PORTLAND — The city of Portland is hosting its first 10-day festival to celebrate the LGBTQ community and equality in Maine.

Organizers of Pride Portland kicked off festivities with a rally and press conference at Portland City Hall. The group was able to raise more than $40,000 dollars over the past four months for the 22 events they are hosting, which include dances, a 5K race, various socials, the Southern Maine Pride Parade and many other events.

Chris O’Connor, a co-chair of Pride Portland, said the festival began with a small group of people talking about ways to celebrate, but it quickly evolved and grew faster than he ever thought it would.

“We had faith that people were ready for something new, but weren’t expecting something as big as a 10-day festival,” O’Connor said. “Everyone has been so supportive, and I’m really excited to see how things go.”

“We are really only able to do this because of all of the incredible volunteers who have come out to help,” co-chair Jill Barkley said.

Barkley said Pride Portland saw regular growth in volunteers since the planning began in late January; more than 60 people contributed to the planning in one way or another.


“The community is so invested in this,” O’Connor said. “We’re so grateful for all the support we’ve had all the way.”

The festival had numerous sponsors, including The Inn on Peaks Island, TD Bank, State Theatre, Port City Music Hall, Coffee by Design, Bank of America and the Mike Michaud for Governor campaign.
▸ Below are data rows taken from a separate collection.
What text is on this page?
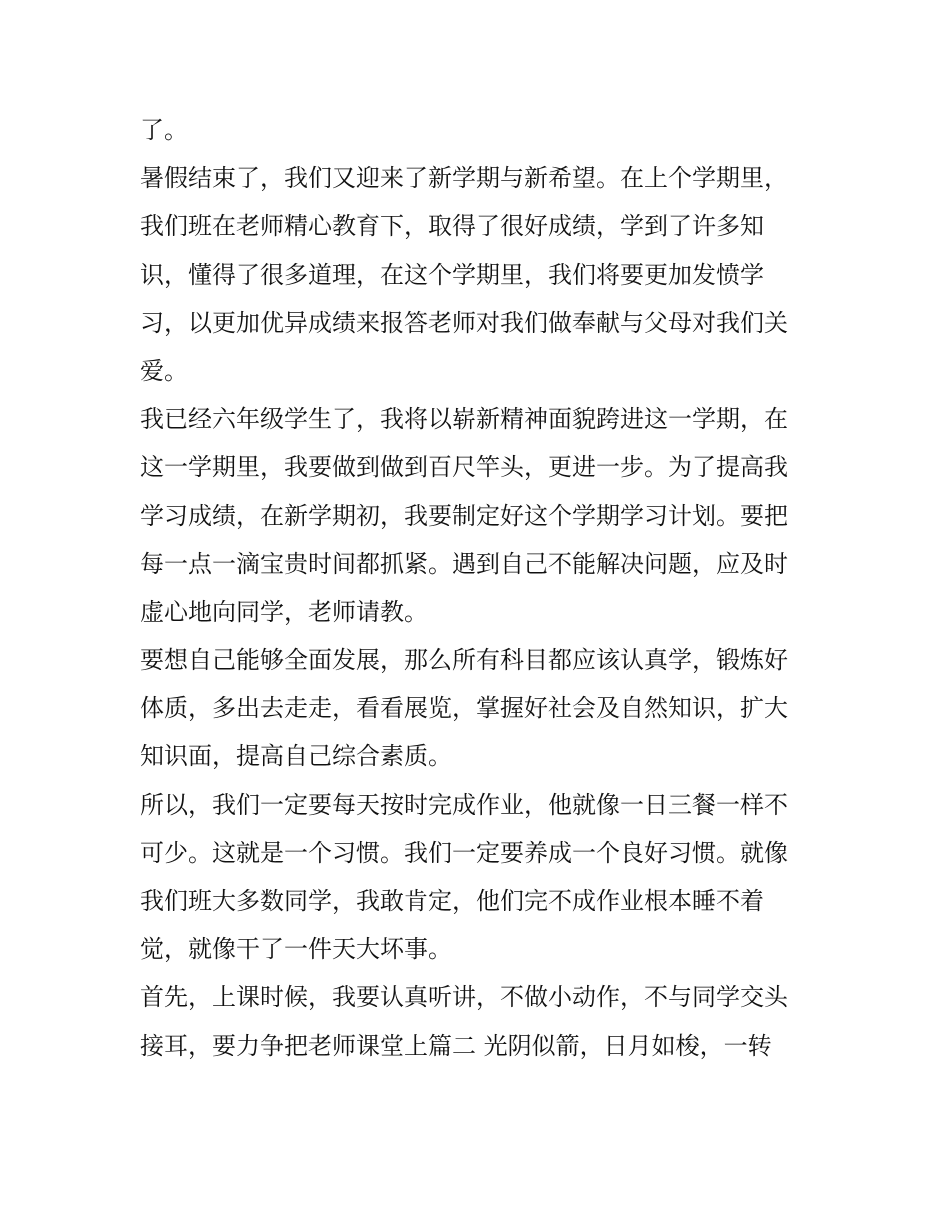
了。
暑假结束了，我们又迎来了新学期与新希望。在上个学期里，
我们班在老师精心教育下，取得了很好成绩，学到了许多知
识，懂得了很多道理，在这个学期里，我们将要更加发愤学
习，以更加优异成绩来报答老师对我们做奉献与父母对我们关
爱。
我已经六年级学生了，我将以崭新精神面貌跨进这一学期，在
这一学期里，我要做到做到百尺竿头，更进一步。为了提高我
学习成绩，在新学期初，我要制定好这个学期学习计划。要把
每一点一滴宝贵时间都抓紧。遇到自己不能解决问题，应及时
虚心地向同学，老师请教。
要想自己能够全面发展，那么所有科目都应该认真学，锻炼好
体质，多出去走走，看看展览，掌握好社会及自然知识，扩大
知识面，提高自己综合素质。
所以，我们一定要每天按时完成作业，他就像一日三餐一样不
可少。这就是一个习惯。我们一定要养成一个良好习惯。就像
我们班大多数同学，我敢肯定，他们完不成作业根本睡不着
觉，就像干了一件天大坏事。
首先，上课时候，我要认真听讲，不做小动作，不与同学交头
接耳，要力争把老师课堂上篇二 光阴似箭，日月如梭，一转
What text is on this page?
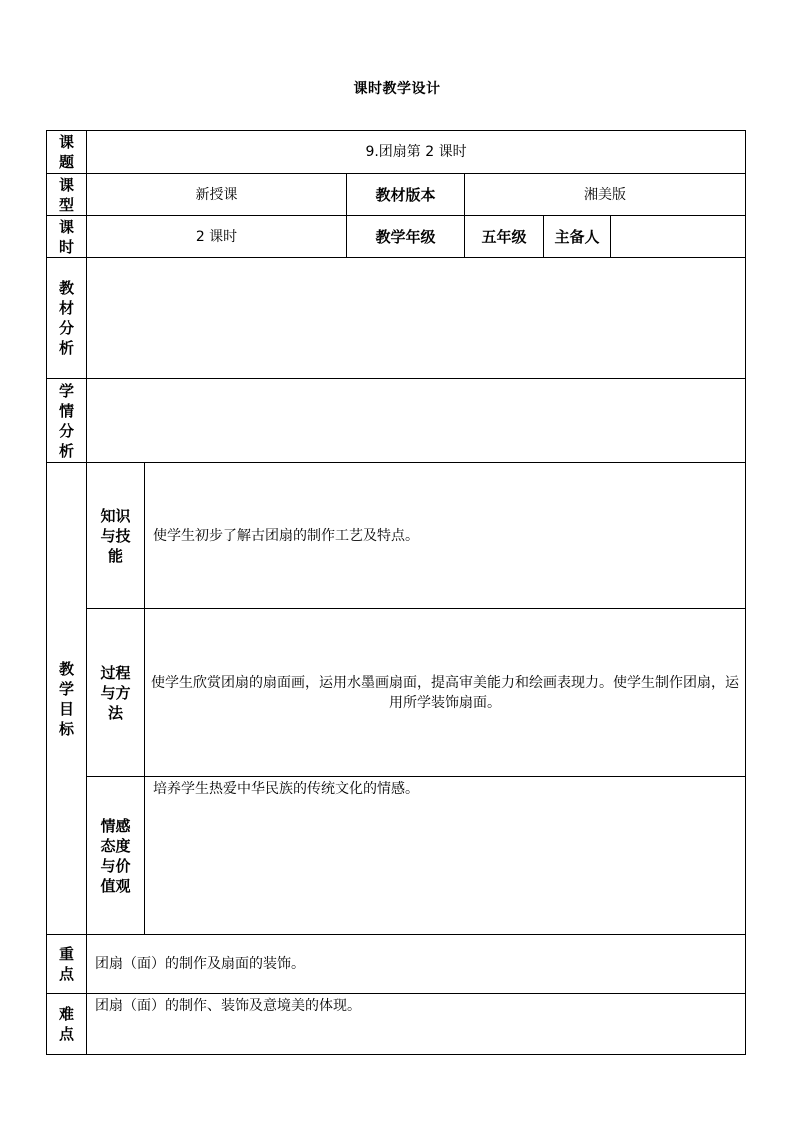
课时教学设计
课题	9.团扇第 2 课时					
课型	新授课		教材版本	湘美版		
课时	2 课时		教学年级	五年级	主备人	
教材分析						
学情分析						
教学目标	知识与技能	使学生初步了解古团扇的制作工艺及特点。				
	过程与方法	使学生欣赏团扇的扇面画，运用水墨画扇面，提高审美能力和绘画表现力。使学生制作团扇，运用所学装饰扇面。				
	情感态度与价值观	培养学生热爱中华民族的传统文化的情感。				
重点	团扇（面）的制作及扇面的装饰。					
难点	团扇（面）的制作、装饰及意境美的体现。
According to Barkley, the group wouldn’t have been able to gain so much support without the help of its nonprofit sponsor, Equality Maine, an organization that works to secure full equality for lesbian, gay, bisexual and transgender people in Maine.

“We are thrilled to be a part of Pride Portland and are so grateful to the event organizers,” said Elise Johansen, executive director of Equality Maine. “Pride is an incredible opportunity to rally as a community and celebrate, and rally this group did. This is an example of how the LGBTQ community comes together and create beautiful things that are inclusive and grassroots.”

Johansen also pointed out that while there is a lot to celebrate in Portland’s LGBTQ community there is still much work left to be done.

“Pride Month is not only a time to take to the streets and march and celebrate, but [it] is also a time when we can reflect on the wins and triumphs we have worked so hard for and the work that still remains for the community,” Johansen said. “There is so much work to do to make equality real for everyone in Maine. We do not have full equality until every single member of our community no longer faces discrimination.”

Those notions were echoed by Portland Mayor Michael Brennan, who will be serving as a judge in the Pride Parade’s float contest.

“We have a rich history of supporting equality in Portland,” Brennan said. “It’s also true that there’s still work to be done. In particular, we have young people in our schools who are not safe. They experience bullying and other forms of harassment that we need to pay attention to. We know that even though the state of Maine has marriage equality and that we do not discriminate … that’s not true of every state in this country.”

He told those in attendance to celebrate but also to be mindful of the work that still has be done in the state, the country and the world to make sure everyone is treated with equality.

A full list of events can be found on the Pride Portland website.